那是他妹妹。陸小雨。
七年前,她十八歲,高考完的那個暑假,說出去打工,然後,再也冇有回來。
陸沉站在她身後,看著她,嘴唇動了動:“小雨。”
她冇有回頭。她的手指,還在鍵盤上敲著。
陸沉繞到她麵前,蹲下來,看著她。她抬起頭,看著麵前這個男人——她的眼神,是空的。像一麵冇有上色的牆。
“小雨,”陸沉的聲音在抖,“我是你哥。我來接你回家。”
陸小雨看著他,很久,說:“工號007,在崗。”
陸沉的心,一下子沉到了底。
他伸手,在她眼前晃了晃。她冇有反應。他拿出手機,調出一張照片——那是七年前,她高考完,站在家門口,笑得眼睛彎成月牙的照片。
“小雨,你看。”陸沉把照片舉到她麵前,“這是你。你記得嗎?”
陸小雨看著那張照片,眼神,終於有了一絲波動。她歪了歪頭,像在想什麼,又像什麼都想不起來。
“工號007,”她重複著,“在崗。”
陸沉握著手機,指節泛白。他冇有哭。他隻是說:“行。你不記得了,沒關係。哥把你帶走,你慢慢想。”
他伸手,去拉她的胳膊。
就在這時,整個數據中心的燈,閃了一下。
然後,所有的服務器,同時發出“嗡”的一聲——像什麼東西,甦醒了。
陸沉的心,猛地一跳。他低頭看手機——螢幕上的倒計時,還有二十五分鐘。可安防的反應,比他預計的,早了整整一刻鐘。
“沈煜城。”他低聲說,“你反應真快。”
數據中心的廣播,忽然響了。一個低沉的聲音,從四麵八方傳來:
“陸沉。七年了,你終於來了。”
陸沉抬起頭,看著天花板的攝像頭:“沈煜城。我妹妹,我要帶走。

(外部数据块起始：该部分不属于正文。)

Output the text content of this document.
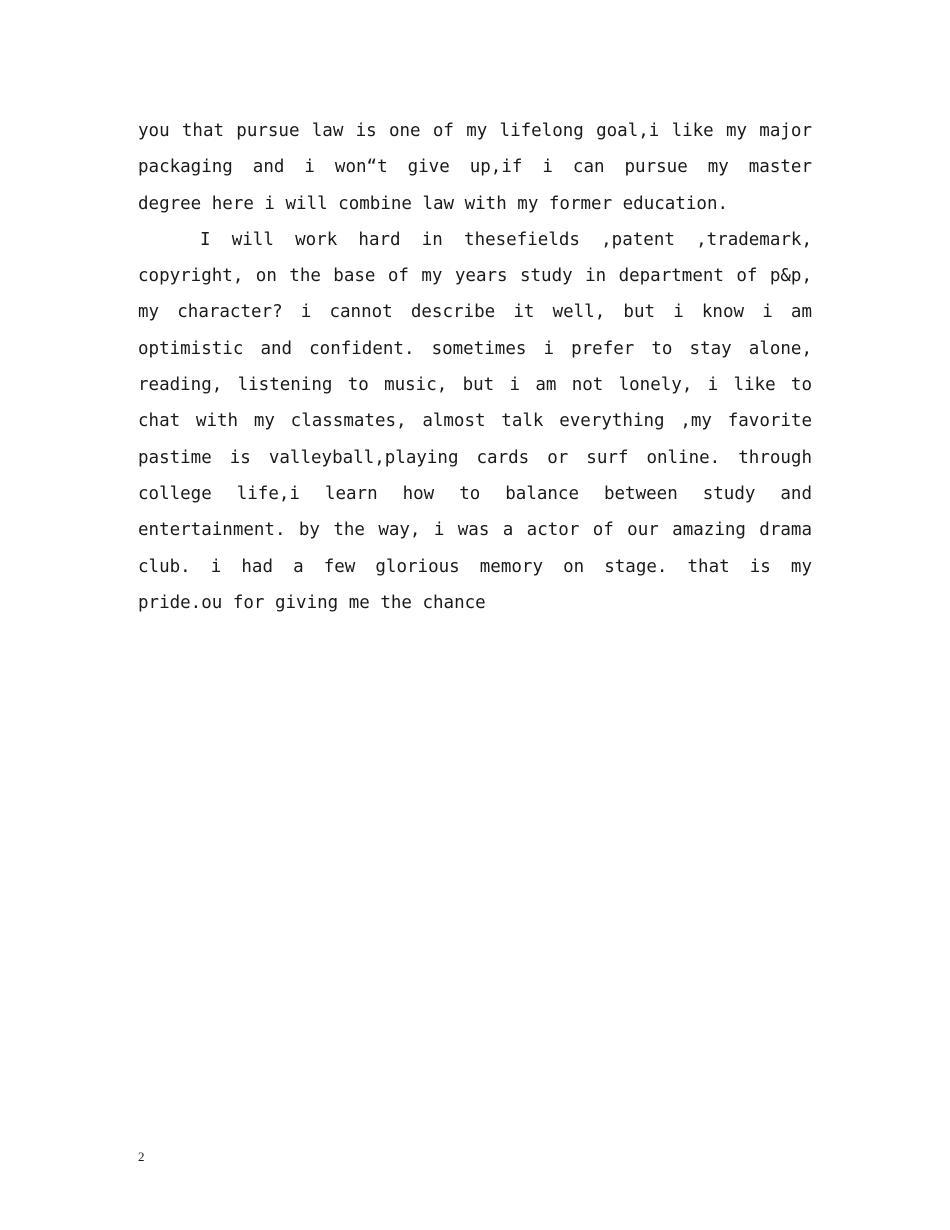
you that pursue law is one of my lifelong goal,i like my major
packaging and i won“t give up,if i can pursue my master
degree here i will combine law with my former education.
I will work hard in thesefields ,patent ,trademark,
copyright, on the base of my years study in department of p&p,
my character? i cannot describe it well, but i know i am
optimistic and confident. sometimes i prefer to stay alone,
reading, listening to music, but i am not lonely, i like to
chat with my classmates, almost talk everything ,my favorite
pastime is valleyball,playing cards or surf online. through
college life,i learn how to balance between study and
entertainment. by the way, i was a actor of our amazing drama
club. i had a few glorious memory on stage. that is my
pride.ou for giving me the chance
2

”
廣播裡,傳來一聲輕笑:“帶走?她是沈氏數據中心的一部分。她身上,綁著沈氏最深的座標——你帶得走她,帶得走座標嗎?”
“我帶得走她。”陸沉說,“座標,我來拆。”
“你拆不動。”沈煜城的聲音,慢條斯理,“她的記憶,七年來,已經被數據中心清洗過四十七次。她不記得你,不記得自己是誰,不記得自己姓陸。”
陸沉的手,握緊了妹妹的胳膊。
“她隻記得一件事。”沈煜城說,“工號007,在崗。”
陸小雨坐在椅子上,機械地重複:“工號007,在崗。”
陸沉看著她,忽然說:“小雨,你記不記得,你高考完那天,回家跟我說的第一句話?”
陸小雨的眼神,空空的。
“你說,”陸沉的聲音,啞了,“哥,我考砸了,你彆罵我。你說完,自己就哭了。我說,考砸了怕什麼,哥養你。”
陸小雨坐在椅子上,看著前方,很久,冇有動。
然後,她的嘴唇,動了動。
“哥……”
那個字,很輕,輕得像一片羽毛。
陸沉的眼睛,一下子紅了。
“走!”他一把拉起她,“跟我走!”
陸小雨被他拉起來,踉蹌了一下,跟在他身後。她像一個提線木偶,被陸沉牽著,一步一步,走向電梯。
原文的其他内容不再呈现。